Yellow Polenta Layer

  • Water 600 ml
  • Salt 5 g
  • Butter 30 g
  • Cornmeal 125 g

Green Polenta Layer

  • Water 500 ml
  • Salt 1 tsp
  • Butter 30 g
  • Cornmeal 125 g

Plating

  • Parmesan Cheese 30 g
  1. Gochujang Roast Chicken Thighs

    • Mix gochujang, salt, soy sauce, Knorr Pronto Italian Tomato Sauce, sesame oil, and garlic until well-combined.
    • Add the pieces of chicken in half of the sauce mixture. Gently massage the marinade into the meat.

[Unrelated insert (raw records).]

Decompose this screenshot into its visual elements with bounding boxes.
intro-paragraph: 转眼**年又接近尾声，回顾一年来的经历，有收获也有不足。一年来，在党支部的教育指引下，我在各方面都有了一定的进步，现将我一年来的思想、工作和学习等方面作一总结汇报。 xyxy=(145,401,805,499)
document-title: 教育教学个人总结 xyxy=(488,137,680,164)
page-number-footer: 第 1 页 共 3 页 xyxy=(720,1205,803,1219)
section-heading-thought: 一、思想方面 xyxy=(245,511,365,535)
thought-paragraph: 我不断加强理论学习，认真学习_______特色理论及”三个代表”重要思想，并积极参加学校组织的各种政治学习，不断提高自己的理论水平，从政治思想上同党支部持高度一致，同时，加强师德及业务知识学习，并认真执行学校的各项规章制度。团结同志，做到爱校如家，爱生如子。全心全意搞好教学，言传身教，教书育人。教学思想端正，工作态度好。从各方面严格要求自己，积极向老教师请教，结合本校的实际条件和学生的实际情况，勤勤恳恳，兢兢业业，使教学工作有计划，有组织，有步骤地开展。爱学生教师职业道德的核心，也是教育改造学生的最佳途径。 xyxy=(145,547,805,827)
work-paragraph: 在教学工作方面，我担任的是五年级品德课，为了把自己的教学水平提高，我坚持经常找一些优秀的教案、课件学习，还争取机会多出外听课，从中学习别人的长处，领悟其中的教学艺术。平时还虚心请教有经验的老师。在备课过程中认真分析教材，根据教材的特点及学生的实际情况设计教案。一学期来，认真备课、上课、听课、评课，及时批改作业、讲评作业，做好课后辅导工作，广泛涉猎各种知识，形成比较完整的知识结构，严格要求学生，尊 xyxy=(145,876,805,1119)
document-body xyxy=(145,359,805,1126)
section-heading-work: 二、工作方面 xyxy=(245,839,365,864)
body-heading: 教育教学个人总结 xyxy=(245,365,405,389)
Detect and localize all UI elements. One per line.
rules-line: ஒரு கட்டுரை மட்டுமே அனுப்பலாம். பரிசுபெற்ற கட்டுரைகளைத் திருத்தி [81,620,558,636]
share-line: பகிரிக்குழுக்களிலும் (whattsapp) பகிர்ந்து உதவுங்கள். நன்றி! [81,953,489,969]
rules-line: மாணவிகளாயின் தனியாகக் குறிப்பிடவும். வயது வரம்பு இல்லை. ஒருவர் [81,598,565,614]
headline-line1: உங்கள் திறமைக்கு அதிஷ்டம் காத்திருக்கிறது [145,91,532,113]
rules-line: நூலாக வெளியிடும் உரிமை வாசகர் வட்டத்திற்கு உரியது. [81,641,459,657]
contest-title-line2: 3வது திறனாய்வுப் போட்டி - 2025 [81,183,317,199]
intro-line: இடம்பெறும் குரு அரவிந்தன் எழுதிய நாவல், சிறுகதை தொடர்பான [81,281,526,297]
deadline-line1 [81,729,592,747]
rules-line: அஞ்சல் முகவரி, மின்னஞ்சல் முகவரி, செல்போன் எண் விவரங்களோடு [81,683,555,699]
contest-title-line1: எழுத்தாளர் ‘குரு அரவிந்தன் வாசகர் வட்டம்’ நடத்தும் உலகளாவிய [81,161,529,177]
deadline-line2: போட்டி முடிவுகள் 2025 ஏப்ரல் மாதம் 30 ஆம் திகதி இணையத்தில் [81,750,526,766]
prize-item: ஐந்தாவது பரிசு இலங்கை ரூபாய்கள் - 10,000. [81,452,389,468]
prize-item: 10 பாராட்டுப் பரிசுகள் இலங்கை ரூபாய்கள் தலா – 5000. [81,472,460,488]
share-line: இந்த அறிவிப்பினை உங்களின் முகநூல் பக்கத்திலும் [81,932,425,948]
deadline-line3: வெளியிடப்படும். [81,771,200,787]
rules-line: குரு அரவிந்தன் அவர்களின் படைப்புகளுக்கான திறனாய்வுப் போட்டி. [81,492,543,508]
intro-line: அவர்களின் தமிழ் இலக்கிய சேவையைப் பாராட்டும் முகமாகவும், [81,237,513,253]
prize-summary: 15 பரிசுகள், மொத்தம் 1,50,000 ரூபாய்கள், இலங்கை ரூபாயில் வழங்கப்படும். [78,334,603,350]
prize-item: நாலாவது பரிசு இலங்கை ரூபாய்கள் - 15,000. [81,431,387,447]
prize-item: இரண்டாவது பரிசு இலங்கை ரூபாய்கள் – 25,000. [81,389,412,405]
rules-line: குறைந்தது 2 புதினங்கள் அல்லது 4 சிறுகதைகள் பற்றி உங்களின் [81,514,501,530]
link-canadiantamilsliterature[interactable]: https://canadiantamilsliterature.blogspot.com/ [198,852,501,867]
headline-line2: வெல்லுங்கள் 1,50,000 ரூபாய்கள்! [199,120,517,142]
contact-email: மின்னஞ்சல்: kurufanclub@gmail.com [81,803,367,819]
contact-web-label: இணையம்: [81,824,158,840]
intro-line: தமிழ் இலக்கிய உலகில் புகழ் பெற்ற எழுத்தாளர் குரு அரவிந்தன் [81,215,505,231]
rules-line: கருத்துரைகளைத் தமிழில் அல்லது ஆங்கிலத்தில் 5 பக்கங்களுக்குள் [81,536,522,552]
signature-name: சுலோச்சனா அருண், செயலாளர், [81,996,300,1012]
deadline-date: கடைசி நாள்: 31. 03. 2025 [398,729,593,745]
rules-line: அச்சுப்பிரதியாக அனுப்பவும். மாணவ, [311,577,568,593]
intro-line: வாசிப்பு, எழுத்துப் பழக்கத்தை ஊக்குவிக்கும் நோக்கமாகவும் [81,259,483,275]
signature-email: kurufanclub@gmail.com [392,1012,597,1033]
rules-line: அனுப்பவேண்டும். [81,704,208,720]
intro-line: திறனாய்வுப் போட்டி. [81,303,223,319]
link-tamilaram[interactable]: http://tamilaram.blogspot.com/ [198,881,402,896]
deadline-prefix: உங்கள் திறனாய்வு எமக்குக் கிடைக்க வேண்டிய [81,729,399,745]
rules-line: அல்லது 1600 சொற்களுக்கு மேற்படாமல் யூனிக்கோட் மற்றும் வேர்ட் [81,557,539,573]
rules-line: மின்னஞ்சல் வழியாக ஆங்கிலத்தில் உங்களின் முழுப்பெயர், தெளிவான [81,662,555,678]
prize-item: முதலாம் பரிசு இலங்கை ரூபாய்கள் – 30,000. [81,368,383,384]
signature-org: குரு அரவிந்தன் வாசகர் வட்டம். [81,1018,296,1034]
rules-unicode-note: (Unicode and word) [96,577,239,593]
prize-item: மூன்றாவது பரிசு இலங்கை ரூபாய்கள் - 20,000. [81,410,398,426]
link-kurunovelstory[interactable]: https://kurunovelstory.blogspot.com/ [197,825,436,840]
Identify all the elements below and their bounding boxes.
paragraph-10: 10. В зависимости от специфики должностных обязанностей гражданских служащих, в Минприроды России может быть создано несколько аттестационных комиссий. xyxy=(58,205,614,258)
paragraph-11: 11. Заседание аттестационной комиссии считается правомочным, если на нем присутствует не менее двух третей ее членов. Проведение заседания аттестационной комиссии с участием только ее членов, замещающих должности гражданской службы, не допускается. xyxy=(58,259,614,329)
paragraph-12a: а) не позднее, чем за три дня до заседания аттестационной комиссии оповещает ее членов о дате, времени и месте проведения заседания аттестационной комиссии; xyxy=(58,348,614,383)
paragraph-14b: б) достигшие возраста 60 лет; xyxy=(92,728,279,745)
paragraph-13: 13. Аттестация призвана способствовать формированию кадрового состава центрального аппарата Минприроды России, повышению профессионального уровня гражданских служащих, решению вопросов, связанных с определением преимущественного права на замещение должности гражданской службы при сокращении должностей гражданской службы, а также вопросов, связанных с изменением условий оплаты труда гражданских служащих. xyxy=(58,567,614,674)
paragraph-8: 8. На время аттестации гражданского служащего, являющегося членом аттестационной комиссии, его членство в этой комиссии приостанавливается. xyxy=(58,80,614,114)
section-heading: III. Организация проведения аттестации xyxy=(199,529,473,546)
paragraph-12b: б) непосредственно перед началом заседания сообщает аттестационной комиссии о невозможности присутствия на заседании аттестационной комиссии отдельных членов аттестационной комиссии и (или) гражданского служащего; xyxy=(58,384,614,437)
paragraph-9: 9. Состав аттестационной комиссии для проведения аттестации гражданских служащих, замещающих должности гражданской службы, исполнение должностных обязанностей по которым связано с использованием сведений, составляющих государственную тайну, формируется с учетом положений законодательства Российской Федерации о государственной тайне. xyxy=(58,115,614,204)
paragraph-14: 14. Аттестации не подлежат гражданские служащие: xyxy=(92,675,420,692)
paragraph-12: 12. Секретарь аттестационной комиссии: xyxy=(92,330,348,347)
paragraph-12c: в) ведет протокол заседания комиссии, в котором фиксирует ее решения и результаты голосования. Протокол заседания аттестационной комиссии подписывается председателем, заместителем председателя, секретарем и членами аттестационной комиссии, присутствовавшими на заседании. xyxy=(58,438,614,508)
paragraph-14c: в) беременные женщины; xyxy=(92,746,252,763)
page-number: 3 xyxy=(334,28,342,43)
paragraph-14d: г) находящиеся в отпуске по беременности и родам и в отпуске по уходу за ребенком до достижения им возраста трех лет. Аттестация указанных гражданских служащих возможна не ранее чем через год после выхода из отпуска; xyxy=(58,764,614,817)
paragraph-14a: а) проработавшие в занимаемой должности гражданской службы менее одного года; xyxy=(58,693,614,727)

Cover and refrigerate overnight.
    • On the next day, preheat the oven to 220°C. Place the marinated chicken pieces on a baking tray that is lined with baking foil.
    • Pour the rest of the gochujang marinade over the meat. Roast for 30 minutes, or until cooked.
  2. Polenta Checker

    • Blanch spinach briefly in a large pot of boiling water, then drain and let it cool afterwards.
    • Squeeze all excess moisture from the spinach and roughly chop. In a blender, combine chopped spinach and ricotta, then season accordingly with salt and pepper.
    • Blend into a smooth paste, then add the lemon zest. Set aside.
  3. Yellow Polenta Layer

    • Add all the ingredients in a stock pot, then bring to a boil.
    • Let it simmer in order to become a thick paste, then pour into a square baking dish. Set aside to cool.
  4. Green Polenta Layer

    • Add all the ingredients, along with the spinach paste in a stock pot then bring to a boil.
    • Let it simmer so it becomes a thick paste, then pour on top of the yellow polenta layer. Cool it down and let it set.
  5. Plating

    • When the polenta sets, cut the layer, then arrange them on a plate.
    • Sprinkle with parmesan cheese.
    • Plate the sauce first, then place the roasted chicken on the side of the checkered polenta.